The Labour leader, addressing his supporters in Westminster on Thursday 20 April, compared his treatment to the party's founder, Scottish socialist Keir Hardie.
"There are people in the audience wearing badges of Keir Hardie. He was vilified, vilified beyond belief, when he was elected as the first ever Labour MP," Corbyn said.
"They said 'how can a working man go to parliament and represent people?'. Anyone who stands up to create a better, fairer and more decent society gets vilified. Our party is vilified.
"But I'll tell you what: We're bigger than we have ever been, we're stronger than we have ever been and we are more determined than we have ever been."
Corbyn's anti-establishment message ran throughout his speech as he blamed the Conservatives for a "rigged economy".
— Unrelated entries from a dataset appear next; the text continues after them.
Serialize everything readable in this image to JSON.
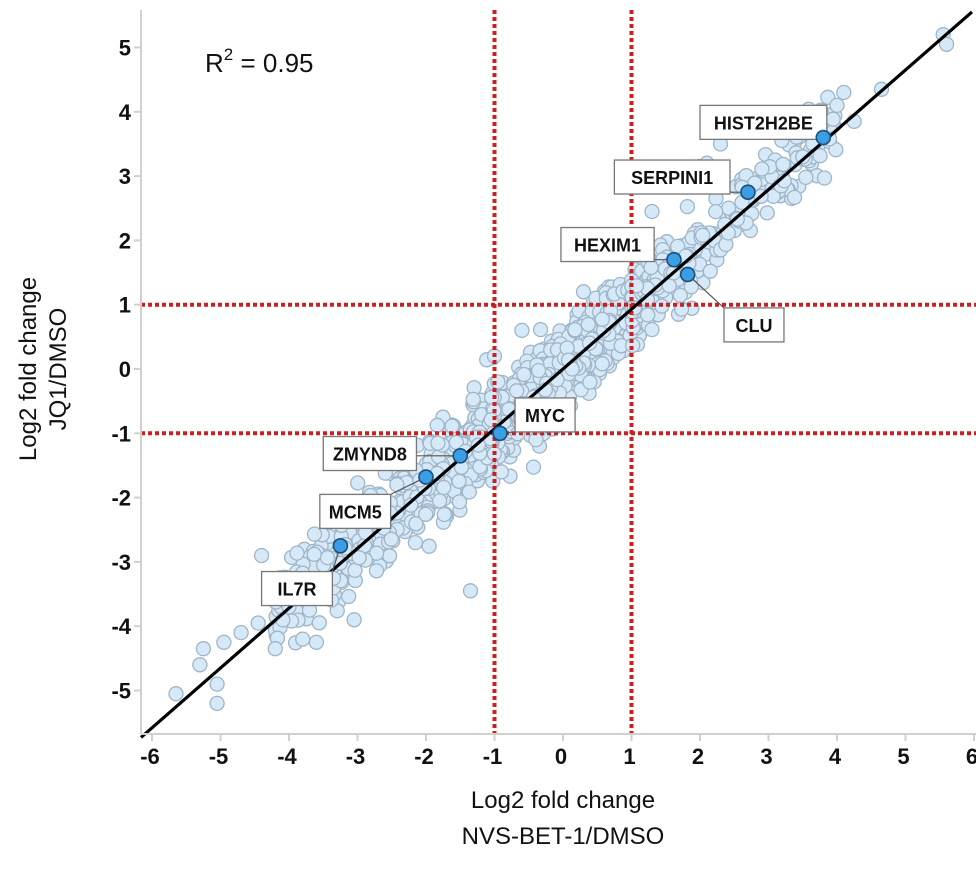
{
  "chart_data": {
    "type": "scatter",
    "title": "",
    "xlabel": "Log2 fold change\nNVS-BET-1/DMSO",
    "xlabel_lines": [
      "Log2 fold change",
      "NVS-BET-1/DMSO"
    ],
    "ylabel": "Log2 fold change\nJQ1/DMSO",
    "ylabel_lines": [
      "Log2 fold change",
      "JQ1/DMSO"
    ],
    "xlim": [
      -6.15,
      6.05
    ],
    "ylim": [
      -5.65,
      5.7
    ],
    "x_ticks": [
      -6,
      -5,
      -4,
      -3,
      -2,
      -1,
      0,
      1,
      2,
      3,
      4,
      5,
      6
    ],
    "y_ticks": [
      -5,
      -4,
      -3,
      -2,
      -1,
      0,
      1,
      2,
      3,
      4,
      5
    ],
    "grid": false,
    "annotation": {
      "text": "R",
      "superscript": "2",
      "rest": " = 0.95",
      "r_squared": 0.95
    },
    "regression_line": {
      "slope": 0.93,
      "intercept": 0.0,
      "color": "#000000"
    },
    "threshold_lines": {
      "x": [
        -1,
        1
      ],
      "y": [
        -1,
        1
      ],
      "color": "#cc1f1f",
      "style": "dotted"
    },
    "background_points": {
      "description": "~1500 genes, light blue circles tightly correlated along y ≈ x",
      "fill": "#d6e9f8",
      "stroke": "#9fb5c8",
      "approx_count": 1500
    },
    "highlighted_genes": [
      {
        "gene": "HIST2H2BE",
        "x": 3.8,
        "y": 3.6,
        "label_x": 2.0,
        "label_y": 4.1
      },
      {
        "gene": "SERPINI1",
        "x": 2.7,
        "y": 2.75,
        "label_x": 0.75,
        "label_y": 3.25
      },
      {
        "gene": "HEXIM1",
        "x": 1.62,
        "y": 1.7,
        "label_x": -0.03,
        "label_y": 2.2
      },
      {
        "gene": "CLU",
        "x": 1.82,
        "y": 1.47,
        "label_x": 2.35,
        "label_y": 0.95
      },
      {
        "gene": "MYC",
        "x": -0.92,
        "y": -1.0,
        "label_x": -0.7,
        "label_y": -0.45
      },
      {
        "gene": "ZMYND8",
        "x": -1.5,
        "y": -1.35,
        "label_x": -3.5,
        "label_y": -1.05
      },
      {
        "gene": "MCM5",
        "x": -2.0,
        "y": -1.68,
        "label_x": -3.55,
        "label_y": -1.95
      },
      {
        "gene": "IL7R",
        "x": -3.25,
        "y": -2.75,
        "label_x": -4.4,
        "label_y": -3.15
      }
    ],
    "highlight_color": "#3a9ee4",
    "highlight_stroke": "#1b4f7a"
  }
}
"Labour is the party that will put the interests of the majority first, while the Tories only really care about those who already have so much," the left-winger said.
"That is why we will prove the establishment experts wrong and change the direction of this election. Because the British people know that they are the true wealth creators, held back by a system rigged for the wealth extractors.
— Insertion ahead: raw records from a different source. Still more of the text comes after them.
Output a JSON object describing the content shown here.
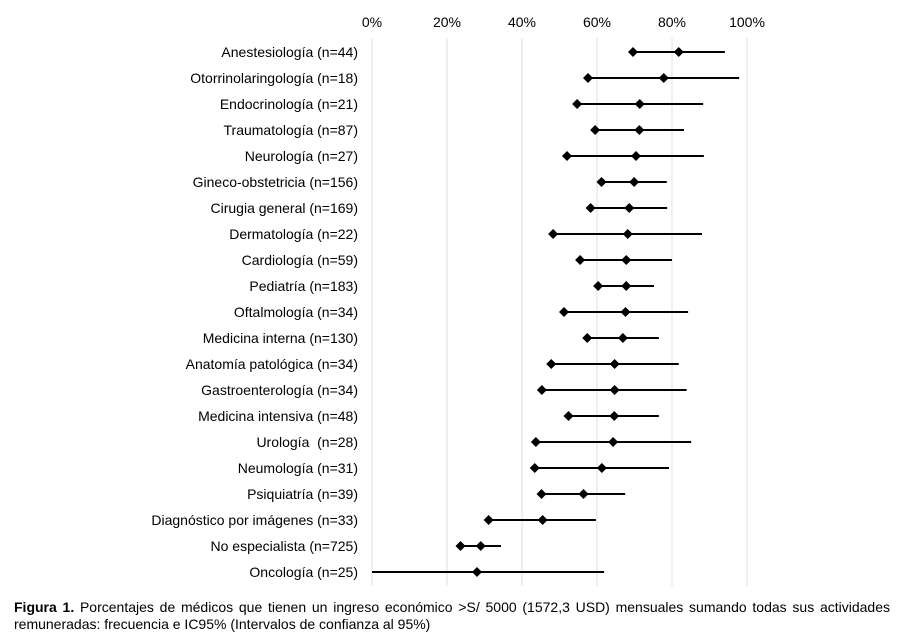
{
  "chart_data": {
    "type": "scatter",
    "subtype": "forest-plot",
    "title": "",
    "xlabel": "",
    "ylabel": "",
    "xlim": [
      0,
      100
    ],
    "x_ticks": [
      "0%",
      "20%",
      "40%",
      "60%",
      "80%",
      "100%"
    ],
    "x_tick_values": [
      0,
      20,
      40,
      60,
      80,
      100
    ],
    "x_axis_position": "top",
    "grid": true,
    "legend": "none",
    "series": [
      {
        "name": "Frecuencia (%)",
        "marker": "diamond"
      },
      {
        "name": "IC95% límite inferior",
        "marker": "diamond"
      },
      {
        "name": "IC95% límite superior",
        "marker": "none"
      }
    ],
    "rows": [
      {
        "label": "Anestesiología (n=44)",
        "estimate": 81.8,
        "lower": 69.6,
        "upper": 94.1
      },
      {
        "label": "Otorrinolaringología (n=18)",
        "estimate": 77.8,
        "lower": 57.6,
        "upper": 97.9
      },
      {
        "label": "Endocrinología (n=21)",
        "estimate": 71.4,
        "lower": 54.7,
        "upper": 88.3
      },
      {
        "label": "Traumatología (n=87)",
        "estimate": 71.3,
        "lower": 59.5,
        "upper": 83.2
      },
      {
        "label": "Neurología (n=27)",
        "estimate": 70.4,
        "lower": 52.0,
        "upper": 88.5
      },
      {
        "label": "Gineco-obstetricia (n=156)",
        "estimate": 69.9,
        "lower": 61.2,
        "upper": 78.6
      },
      {
        "label": "Cirugia general (n=169)",
        "estimate": 68.6,
        "lower": 58.3,
        "upper": 78.7
      },
      {
        "label": "Dermatología (n=22)",
        "estimate": 68.2,
        "lower": 48.3,
        "upper": 88.0
      },
      {
        "label": "Cardiología (n=59)",
        "estimate": 67.8,
        "lower": 55.5,
        "upper": 80.0
      },
      {
        "label": "Pediatría (n=183)",
        "estimate": 67.8,
        "lower": 60.3,
        "upper": 75.2
      },
      {
        "label": "Oftalmología (n=34)",
        "estimate": 67.6,
        "lower": 51.2,
        "upper": 84.3
      },
      {
        "label": "Medicina interna (n=130)",
        "estimate": 66.9,
        "lower": 57.4,
        "upper": 76.5
      },
      {
        "label": "Anatomía patológica (n=34)",
        "estimate": 64.7,
        "lower": 47.8,
        "upper": 81.8
      },
      {
        "label": "Gastroenterología (n=34)",
        "estimate": 64.7,
        "lower": 45.3,
        "upper": 83.9
      },
      {
        "label": "Medicina intensiva (n=48)",
        "estimate": 64.6,
        "lower": 52.4,
        "upper": 76.5
      },
      {
        "label": "Urología  (n=28)",
        "estimate": 64.3,
        "lower": 43.7,
        "upper": 85.1
      },
      {
        "label": "Neumología (n=31)",
        "estimate": 61.3,
        "lower": 43.4,
        "upper": 79.2
      },
      {
        "label": "Psiquiatría (n=39)",
        "estimate": 56.4,
        "lower": 45.2,
        "upper": 67.5
      },
      {
        "label": "Diagnóstico por imágenes (n=33)",
        "estimate": 45.5,
        "lower": 31.1,
        "upper": 59.7
      },
      {
        "label": "No especialista (n=725)",
        "estimate": 29.0,
        "lower": 23.6,
        "upper": 34.4
      },
      {
        "label": "Oncología (n=25)",
        "estimate": 28.0,
        "lower": 0.0,
        "upper": 61.9,
        "lower_marker_hidden": true
      }
    ],
    "colors": {
      "marker": "#000000",
      "line": "#000000",
      "grid": "#e4e4e4"
    }
  },
  "caption": {
    "label": "Figura 1.",
    "text": " Porcentajes de médicos que tienen un ingreso económico >S/ 5000 (1572,3 USD) mensuales sumando todas sus actividades remuneradas: frecuencia e IC95% (Intervalos de confianza al 95%)"
  }
}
"Theresa May will insist that this is an election about Brexit. She will try to downplay the issues that affect people's lives every day and instead turn the election into an ego trip about her own failing leadership and the machinations of the coming negotiations in Brussels.
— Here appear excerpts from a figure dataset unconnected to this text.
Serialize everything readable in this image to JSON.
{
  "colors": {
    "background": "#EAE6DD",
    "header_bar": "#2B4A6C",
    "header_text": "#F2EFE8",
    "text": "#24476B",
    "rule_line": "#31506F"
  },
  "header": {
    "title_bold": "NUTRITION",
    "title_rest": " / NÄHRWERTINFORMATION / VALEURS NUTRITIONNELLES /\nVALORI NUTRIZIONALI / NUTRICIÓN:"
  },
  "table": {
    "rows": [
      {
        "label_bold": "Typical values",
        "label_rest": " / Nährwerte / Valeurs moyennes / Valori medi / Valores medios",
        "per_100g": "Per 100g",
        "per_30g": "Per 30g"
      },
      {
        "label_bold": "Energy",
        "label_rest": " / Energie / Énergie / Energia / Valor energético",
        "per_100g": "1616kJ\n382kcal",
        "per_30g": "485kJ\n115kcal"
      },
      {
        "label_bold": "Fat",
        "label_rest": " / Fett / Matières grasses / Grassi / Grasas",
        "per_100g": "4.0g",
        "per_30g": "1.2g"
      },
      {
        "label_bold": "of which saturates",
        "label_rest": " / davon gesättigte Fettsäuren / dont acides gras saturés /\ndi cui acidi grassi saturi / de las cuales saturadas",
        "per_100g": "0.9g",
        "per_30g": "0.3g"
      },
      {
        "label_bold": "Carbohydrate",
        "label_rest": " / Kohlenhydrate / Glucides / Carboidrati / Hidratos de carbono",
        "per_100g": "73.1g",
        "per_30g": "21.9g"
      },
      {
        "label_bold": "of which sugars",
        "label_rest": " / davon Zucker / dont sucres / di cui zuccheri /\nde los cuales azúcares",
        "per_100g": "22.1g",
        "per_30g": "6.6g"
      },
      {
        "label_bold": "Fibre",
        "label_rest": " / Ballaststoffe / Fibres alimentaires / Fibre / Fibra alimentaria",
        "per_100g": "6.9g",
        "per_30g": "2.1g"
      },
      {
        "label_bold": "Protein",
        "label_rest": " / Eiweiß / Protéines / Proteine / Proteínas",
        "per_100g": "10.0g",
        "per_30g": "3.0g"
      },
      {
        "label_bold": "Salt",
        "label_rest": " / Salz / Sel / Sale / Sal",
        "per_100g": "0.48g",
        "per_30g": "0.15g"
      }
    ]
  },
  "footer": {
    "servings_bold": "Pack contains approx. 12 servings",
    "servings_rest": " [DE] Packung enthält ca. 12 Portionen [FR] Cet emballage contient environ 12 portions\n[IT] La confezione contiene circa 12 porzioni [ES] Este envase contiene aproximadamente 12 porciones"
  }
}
"It is only Labour that will focus on what kind of country we want to have after Brexit."
But beyond Corbyn announcing that 2,500 people had joined Labour in the 24 hours after May's call for a general election on 8 June, his speech lacked any new policies.
The Labour leader also dismissed the opinion polls, with YouGov giving the Tories a 24 point lead.
"In 2015, I was given 200/1 as an outside chance," Corbyn said in reference to his successful Labour leadership bid. The Conservatives, meanwhile, have published their first attack advertisement.
The poster, with a "coalition of chaos" tagline, features SNP leader Nicola Sturgeon alongside Corbyn and Liberal Democrat boss Tim Farron. Corbyn has ruled out forming an anti-Tory electoral alliance with the Greens and the Liberal Democrats.
"This is yet more evidence of chaos from Jeremy Corbyn and Labour. It shows they can't provide the strong and stable leadership Britain needs at this serious moment in our history," said Patrick McLoughlin MP, the Conservative Party chairman.
"It's clear Labour, the Lib Dems and the SNP are now lining up to disrupt our Brexit negotiations in a coalition of chaos. This can only mean more uncertainty for Britain, more risk and a future that is less secure.
"On 8 June every vote is going to count. Every Conservative vote will strengthen the UK's negotiating position in Europe – every vote for another party will weaken it."